I almost changed the title of this post to “Saloon Girl Sachet”……….
Hi people! Sometimes – no, all the time – looking into the long neglected, dark recesses of your book stash can yield a surprise. I did that recently and found this old book: Sensational Sachets by Stephanie Valley, published by Sterling Books in 1997. You can still find it on Amazon, Etsy, Ebay – even Barns and Noble where it was listed for just $1.99 (no affiliation). But then the shipping is additional.
It’s full of small and tastefully made sachets, whereas mine is a gaudy, tasteless saloon-girl of a sachet. (refer to old TV westerns which I love).
The front and back of the book.
Mainly, the contents are easy-to-make, pure eye-candy sachets. I’d call it a perfect quick-gift-making book; who doesn’t like to receive pretty potpourri-filled sachets? They’re great “palate cleansing” sewing projects, a good break from tailored wardrobe sewing. They are also artful use of what scrappy stuff you have on hand.
Here’s my attempt at making this particular hanging sachet (above) — with materials I had on hand, thus avoiding a trip to the store, except for the potpourri. It yielded a gaudy-but-cute hanging sachet.
What I used: pleated polyester scrap (instead of pleated silk organza), a fusible metallic gold braid, a braid created on a serger with red embroidery ribbon and stored on a cardboard tube all this time; newly purchased bag of potpourri.
I’m assuming that the instructions are intellectual property, so I will not write them down here, but if you look closely, it is easier to make than pie. However, I can list the things I did differently from the book instructions, and here they are:
- On the 11 inch square of pleated fabric, I ran a zig-zag stitch in gold thread 1/4 inch away from the top and bottom ends – this polyester does not fray, so I could have skipped that.

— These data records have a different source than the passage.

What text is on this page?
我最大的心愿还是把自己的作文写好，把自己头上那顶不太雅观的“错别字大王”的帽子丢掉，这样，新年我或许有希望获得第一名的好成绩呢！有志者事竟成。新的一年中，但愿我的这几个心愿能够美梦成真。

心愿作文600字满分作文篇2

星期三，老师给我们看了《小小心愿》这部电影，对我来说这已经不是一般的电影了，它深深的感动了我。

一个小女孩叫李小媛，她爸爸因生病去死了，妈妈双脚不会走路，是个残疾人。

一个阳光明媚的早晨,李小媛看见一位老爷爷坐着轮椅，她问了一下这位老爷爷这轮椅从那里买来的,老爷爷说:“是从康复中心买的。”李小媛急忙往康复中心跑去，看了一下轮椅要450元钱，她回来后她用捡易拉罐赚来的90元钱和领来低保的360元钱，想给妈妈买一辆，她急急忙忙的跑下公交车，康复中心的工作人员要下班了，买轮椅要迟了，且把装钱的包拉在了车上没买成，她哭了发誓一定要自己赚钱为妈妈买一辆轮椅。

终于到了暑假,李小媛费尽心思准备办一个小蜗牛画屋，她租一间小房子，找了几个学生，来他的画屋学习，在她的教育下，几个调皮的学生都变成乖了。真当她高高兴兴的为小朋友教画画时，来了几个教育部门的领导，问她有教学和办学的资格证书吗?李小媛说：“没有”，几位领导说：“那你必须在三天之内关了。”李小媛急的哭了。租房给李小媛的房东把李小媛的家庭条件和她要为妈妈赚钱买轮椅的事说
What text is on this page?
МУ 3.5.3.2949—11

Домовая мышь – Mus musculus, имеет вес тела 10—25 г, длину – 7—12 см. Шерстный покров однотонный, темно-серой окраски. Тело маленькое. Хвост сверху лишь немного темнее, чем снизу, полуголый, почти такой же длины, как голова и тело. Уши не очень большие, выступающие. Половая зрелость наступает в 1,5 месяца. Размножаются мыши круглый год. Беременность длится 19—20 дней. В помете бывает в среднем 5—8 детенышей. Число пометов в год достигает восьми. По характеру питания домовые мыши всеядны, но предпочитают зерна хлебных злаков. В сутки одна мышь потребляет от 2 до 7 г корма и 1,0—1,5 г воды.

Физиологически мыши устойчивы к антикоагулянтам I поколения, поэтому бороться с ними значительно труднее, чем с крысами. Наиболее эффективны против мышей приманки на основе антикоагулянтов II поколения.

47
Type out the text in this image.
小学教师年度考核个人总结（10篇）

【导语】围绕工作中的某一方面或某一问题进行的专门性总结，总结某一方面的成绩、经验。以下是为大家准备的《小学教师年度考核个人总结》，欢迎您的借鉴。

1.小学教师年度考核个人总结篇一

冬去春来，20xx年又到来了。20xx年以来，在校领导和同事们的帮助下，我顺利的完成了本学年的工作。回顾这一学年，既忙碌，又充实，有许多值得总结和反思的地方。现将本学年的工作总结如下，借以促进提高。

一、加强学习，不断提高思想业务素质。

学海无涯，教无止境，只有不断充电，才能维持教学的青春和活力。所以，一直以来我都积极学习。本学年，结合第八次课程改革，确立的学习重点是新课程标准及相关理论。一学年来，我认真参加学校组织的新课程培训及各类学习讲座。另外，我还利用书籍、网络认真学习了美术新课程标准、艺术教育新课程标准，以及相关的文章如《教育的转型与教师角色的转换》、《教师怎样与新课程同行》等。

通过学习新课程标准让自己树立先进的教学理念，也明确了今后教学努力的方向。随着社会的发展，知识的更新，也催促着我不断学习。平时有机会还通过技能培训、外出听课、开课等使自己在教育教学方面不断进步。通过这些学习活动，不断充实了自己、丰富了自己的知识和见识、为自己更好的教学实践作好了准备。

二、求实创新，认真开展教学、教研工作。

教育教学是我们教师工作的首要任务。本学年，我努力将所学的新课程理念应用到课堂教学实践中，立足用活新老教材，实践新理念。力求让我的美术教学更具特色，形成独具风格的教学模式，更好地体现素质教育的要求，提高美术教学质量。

- I fused the gold trim in the center, horizontally – I have no idea where I got the fusible trim; that’s the beauty of a long stored stash, everything seems new.
- Make a tube by sewing the sides in a 1/2 inch seam, with the gold trim running horizontally.
- Make a 5 inch loop with the serger/ribbon braid and sew down the ends to the seam on the inside about 3 inches down.
- Then I used my serger/ribbon braid to tightly gather and tie it about 2.5 inches from the top, enclosing the loop ends inside.
- Fill the center with potpourri, enough to make a tight ball. Fill up to 2.5 inches from the bottom edge.
- Gather the bottom edge tightly with the serger/ribbon braid and knot. I dotted some “Fray Check” on the knots on both top and bottom ties for a secure knot.
And, we’re done. I skipped the tassels and beads, though. Maybe on the next one, but my closet smells heavenly.
Happy Sewing Month! Go sew up a hurricane. Sincere apologies and good thoughts to people suffering in the Bahamas. Here are ways you can help via NYT article. A year ago my city was in the same boat.
2 thoughts on “Hidden Stuff on the Sewing Bookshelf”
Very interesting. I love exploring my book case. I always find a long forgotten treasure.
That book was a lucky find for you! I think your sachet is cute. I love the smells contained in these. The red reminds me of Christmas for some reason.